Ich hatte vor, meine Aufzeichnung mit dem 31. Dezember zu beginnen, um meinen eigenen Übergang von gespannter Wachsamkeit zu entspannter Gleichgültigkeit zu rekapitulieren, aber das würde zu viel Platz einnehmen. Ich ziehe es deshalb vor, zunächst in Echtzeit etwas über meine aktuellen Empfindungen und ohne Hast ein Tagebuch aus Wuhan zu schreiben.

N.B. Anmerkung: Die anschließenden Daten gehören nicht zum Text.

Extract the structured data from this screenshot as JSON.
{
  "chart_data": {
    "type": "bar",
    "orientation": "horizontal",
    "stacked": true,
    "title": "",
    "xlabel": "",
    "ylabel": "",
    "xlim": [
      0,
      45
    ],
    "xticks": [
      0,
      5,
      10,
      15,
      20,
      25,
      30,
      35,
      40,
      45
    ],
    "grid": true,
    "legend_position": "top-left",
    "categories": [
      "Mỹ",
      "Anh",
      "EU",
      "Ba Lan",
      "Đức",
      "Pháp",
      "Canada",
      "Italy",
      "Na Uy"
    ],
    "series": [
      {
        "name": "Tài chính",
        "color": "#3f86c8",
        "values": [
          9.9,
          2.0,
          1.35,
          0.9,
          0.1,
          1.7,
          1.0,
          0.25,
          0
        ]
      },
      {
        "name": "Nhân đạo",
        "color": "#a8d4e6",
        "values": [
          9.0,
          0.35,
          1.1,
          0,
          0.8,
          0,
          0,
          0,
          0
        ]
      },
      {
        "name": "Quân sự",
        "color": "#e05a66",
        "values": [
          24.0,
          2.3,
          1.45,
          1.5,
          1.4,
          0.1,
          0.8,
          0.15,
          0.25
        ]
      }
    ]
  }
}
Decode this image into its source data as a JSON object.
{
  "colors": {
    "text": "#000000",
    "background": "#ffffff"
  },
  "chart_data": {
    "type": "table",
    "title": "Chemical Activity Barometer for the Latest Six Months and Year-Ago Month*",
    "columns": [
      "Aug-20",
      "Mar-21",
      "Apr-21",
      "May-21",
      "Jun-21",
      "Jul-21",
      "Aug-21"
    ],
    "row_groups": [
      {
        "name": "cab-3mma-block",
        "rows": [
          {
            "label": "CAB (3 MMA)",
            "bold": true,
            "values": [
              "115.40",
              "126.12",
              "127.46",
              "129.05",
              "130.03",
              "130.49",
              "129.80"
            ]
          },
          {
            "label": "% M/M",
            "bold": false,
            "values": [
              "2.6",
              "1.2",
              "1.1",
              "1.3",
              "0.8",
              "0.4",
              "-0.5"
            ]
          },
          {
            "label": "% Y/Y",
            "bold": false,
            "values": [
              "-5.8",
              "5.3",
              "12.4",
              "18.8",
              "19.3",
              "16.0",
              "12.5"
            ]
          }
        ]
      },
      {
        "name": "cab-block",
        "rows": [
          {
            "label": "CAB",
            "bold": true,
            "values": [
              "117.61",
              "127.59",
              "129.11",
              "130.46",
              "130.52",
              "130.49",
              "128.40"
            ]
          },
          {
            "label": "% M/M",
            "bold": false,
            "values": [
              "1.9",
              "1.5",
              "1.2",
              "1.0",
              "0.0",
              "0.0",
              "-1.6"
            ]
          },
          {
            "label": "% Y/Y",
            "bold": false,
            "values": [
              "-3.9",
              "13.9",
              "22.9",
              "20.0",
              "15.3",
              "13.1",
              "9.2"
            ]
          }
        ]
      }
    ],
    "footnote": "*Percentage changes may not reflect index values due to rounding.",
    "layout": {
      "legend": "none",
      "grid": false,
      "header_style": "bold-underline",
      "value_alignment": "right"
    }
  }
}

Heute ist der zweite Tag des Neujahrsfestes,5 nach wie vor kaltes Wetter, Regen und Wind. Es gibt Gutes und Schlechtes zu berichten: Die gute Nachricht ist, dass die Hilfe des Staates ständig an Umfang und Wirkung zunimmt, immer mehr medizinisches Personal nach Wuhan kommt usw. usw. Das sorgt für Beruhigung unter den Wuhaner Bürgern. Das alles ist bereits allgemein bekannt.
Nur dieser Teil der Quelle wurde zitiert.